É possível notar que o bolsonarismo, o campo da extrema direita, sofreu recentemente alguns danos e se encontra atravessado por disputas intestinas e fratricidas. Entretanto, os fatores objetivos e subjetivos que levam à adesão ou, pelo menos, identificação com o que ele tem a oferecer e propagar persistem. Os nexos entre extravasamento securitário e “selvageria do cada um por si e todos contra todos” geram combustíveis inflamáveis para o campo da extrema direita. Nessa perspectiva, apontar para El Salvador e postular uma espécie de “bukelyzação”2 à brasileira, buscando guarida no formato trumpista de imperialismo estadunidense, parece se oferecer como um caminho para requentar politicamente a extrema direita e manter sua aderência social. “Tocar o terror” e empilhar cadáveres (seletivamente) são mais do que bandeira política: viram eixo de governança, catalisando os dispositivos traumatofílicos de submissão à (des)ordem social. Na lógica (belicista) da extrema direita, incidir sobre a dimensão sensível e mobilizar afetos constituem móveis estratégicos de ação, com estatuto de centralidade. Inserem-se aí, por exemplo, os bombardeios de fake news — dispositivo semiótico virulento e ostensivo que, de maneira cirúrgica, atinge o “alvo”, ou seja, o perfil psicológico determinado pela captura incessante de dados promovida pelo “extrativismo digital”. A guerra semiótica exponencia o extravasamento securitário, alastra a chave afetiva subjacente da insegurança/medo, atiça o hiperindividualismo.
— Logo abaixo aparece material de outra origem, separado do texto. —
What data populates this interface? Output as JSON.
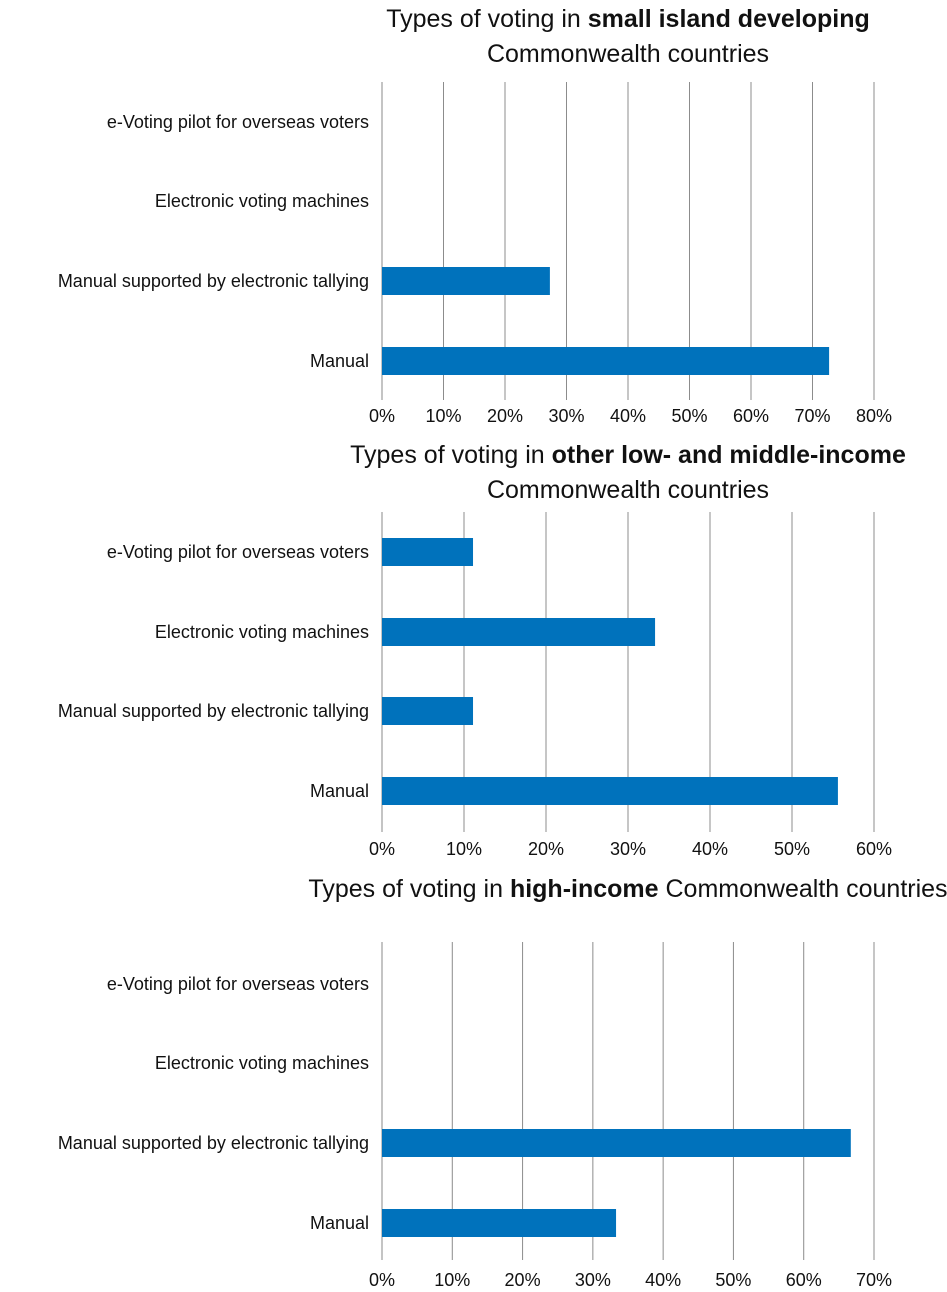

O tipo de “ênfase” dada pela extrema direita no tema da segurança pública aparenta para muitas pessoas, moradoras das metrópoles brasileiras, uma espécie de “comprometimento”, “implicação” com as manifestações de insegurança/medo. Do outro lado da moeda, estaria uma aparência de “distanciamento academicista” e indiferença por parte da esquerda perante essas manifestações de insegurança e os medos dessas pessoas comuns, bem como os correlatos clamores por “autoridade” e “ordem”. O campo progressista precisa encarar de frente o tema da Segurança Pública. Uma premissa indispensável para conduzir esse desafio é o empenho de se conectar com as pessoas comuns, o que requer uma melhor escuta desses clamores por “autoridade” e “ordem”, dentre outros, sob pena de continuarem sendo preenchidos pelos direcionamentos monstruosos da extrema direita e congêneres.

 

Notas

  1. A inspiração desse debate sobre “traumatizações” remonta ao psicanalista Sándor Ferenczi. Por exemplo, em Ferenczi, Sándor. Confusão de língua entre os adultos e a criança. In: Obras Completas. Psicanálise IV. São Paulo: Martins Fontes, 2011. ↩︎
  2. Referente a Nayib Bukele, presidente de El Salvador. ↩︎

*Felipe Brito é docente do curso de Serviço Social da UFF (Universidade Federal Fluminense) no Campus de Rio das Ostras.